[PICTURES & VIDEO] Inside Campaign against Genocide Museum

The first room provides a summary of the context of the deployment and engagement of the famous ‘600’ RPA soldiers. All photos by Dan Nsengiyumva

Rwanda on Saturday, July, 4, will mark the 26th anniversary of the Liberation Struggle, which culminated in the stopping of the 1994 Genocide against the Tutsi.

In honour of the young men and women who undertook the daunting task to liberate the country from the genocide machinery, the Government, among others, opened a museum at the Parliamentary Buildings in Kimihurura depicting their bravery and patriotism.


Inaugurated in December 2017, the Campaign Against Genocide Museum is located at the same building which was home to the 600 gallant men and women of the Rwanda Patriotic Army (RPA), who had come to town as part of efforts to implement a transitional unity government under the Arusha Accords.


The peace deal collapsed when the government of the time started the Genocide in April 1994, which had claimed the lives of over one million people by the time the RPA stopped the killings in July of that year.

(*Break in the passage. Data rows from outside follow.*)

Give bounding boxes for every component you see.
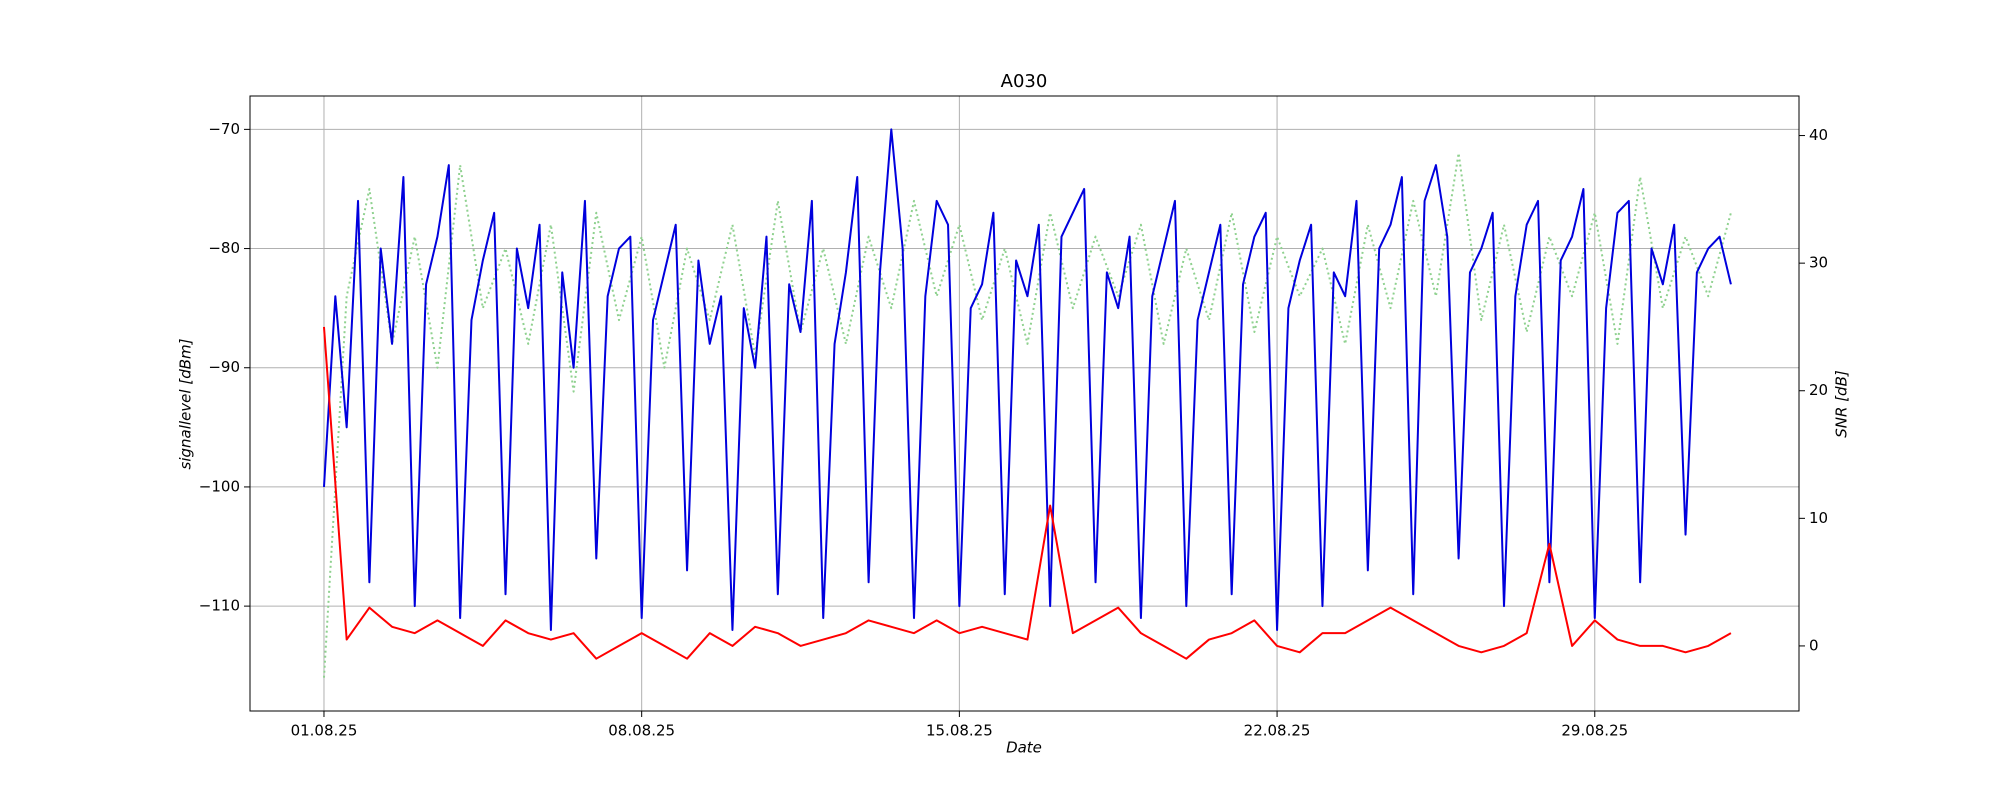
- x-axis-label: Date: [1006, 739, 1042, 757]
- y2-tick-label: 0: [1809, 636, 1819, 654]
- y-tick-label: −80: [208, 239, 240, 257]
- y2-tick-label: 20: [1809, 381, 1828, 399]
- x-tick-label: 29.08.25: [1561, 722, 1628, 740]
- y2-tick-label: 10: [1809, 509, 1828, 527]
- y-tick-label: −100: [199, 477, 240, 495]
- x-tick-label: 22.08.25: [1244, 722, 1311, 740]
- y2-axis-label: SNR [dB]: [1833, 370, 1851, 438]
- x-tick-label: 15.08.25: [926, 722, 993, 740]
- chart-title: A030: [1001, 71, 1048, 92]
- plot-frame: [249, 95, 1800, 712]
- series-line: [322, 152, 1732, 678]
- series-line: [322, 326, 1732, 660]
- y-tick-label: −70: [208, 120, 240, 138]
- x-tick-label: 08.08.25: [608, 722, 675, 740]
- y-tick-label: −110: [199, 597, 240, 615]
- series-line: [322, 128, 1732, 631]
- y-axis-label: signallevel [dBm]: [177, 338, 195, 469]
- y-tick-label: −90: [208, 358, 240, 376]
- y2-tick-label: 30: [1809, 254, 1828, 272]
- x-tick-label: 01.08.25: [291, 722, 358, 740]
- y2-tick-label: 40: [1809, 126, 1828, 144]
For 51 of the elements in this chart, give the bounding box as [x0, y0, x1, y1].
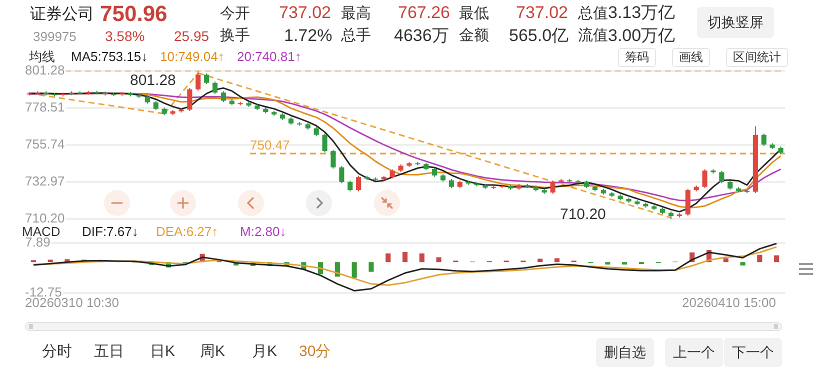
text: 区间统计	[726, 48, 788, 67]
y-tick-label: 755.74	[25, 136, 65, 152]
text: 565.0亿	[509, 26, 569, 46]
text: 总值	[578, 5, 608, 23]
annotation: 710.20	[560, 206, 606, 224]
text: 月K	[252, 343, 278, 361]
text: 下一个	[724, 338, 782, 367]
series-label: DEA:6.27↑	[156, 224, 218, 240]
text: 筹码	[618, 48, 656, 67]
text: 10:749.04↑	[160, 49, 224, 65]
annotation: 801.28	[130, 72, 176, 90]
text: 画线	[672, 48, 710, 67]
text: 删自选	[596, 338, 654, 367]
series-label: DIF:7.67↓	[82, 224, 138, 240]
chart-title: 证券公司	[30, 5, 94, 24]
text: 上一个	[665, 338, 723, 367]
text: 750.96	[100, 1, 168, 28]
text: 1.72%	[284, 26, 332, 46]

When the killings started, the few hundreds of the RPA’s 3rd battalion men and women stationed at the former CND building were forced to immediately undertake a rescue campaign in and around the City of Kigali, many paying the ultimate price. Many lives were saved as a result.  

“The first lesson people should learn from here is the courage and values that characterised the soldiers that stopped the Genocide and liberated the country,” said Medard Bashana, the Manager of the museum.

He praised the bravery and sacrifices of the RPA fighters, saying younger generations have plenty of lessons to learn from them.

“They are our heroes in every sense,” he said, underlining the core values of the Rwanda Patriotic Front (the political organisation that formed the RPA) of patriotism, integrity, valour and selflessness.

He called on particularly young people to visit the museum, adding that it would help them better understand the country’s liberation struggle and how they can play a meaningful role in sustaining the gains of the liberation.

To tour this rich historic site, one needs a national ID, or passport, and to Rwf4,500.

Here, you learn about preparations for the Genocide against the Tutsi by the then regime in Kigali.

A statue of two artillery RPA soldiers engages the enemy at the rooftop of the Parliament Buildings. They were particularly fending off attacks from at Camp GP in Kimihurura.

The 3rd Battalion receives reinforcement on April 11, three days after fighting broke out.

RPA soldiers in action as they overrun Rebero Hill.

RPA soldiers did not only engage the enemy forces but they also undertook risky operations to rescue people around the city.

Taking care of the wounded, including both civilians and combatants.

A statute honouring all the RPA soldiers who died in the liberation war of 1990-1994.

The biggest statue at the Campaign Against Genocide Museum, which embodies the story of the ‘600’ leadership and subsequent triumph of humanity over evil.

The liberation marked the promise of new beginnings, optimism and hope for a bright future for both country and its people.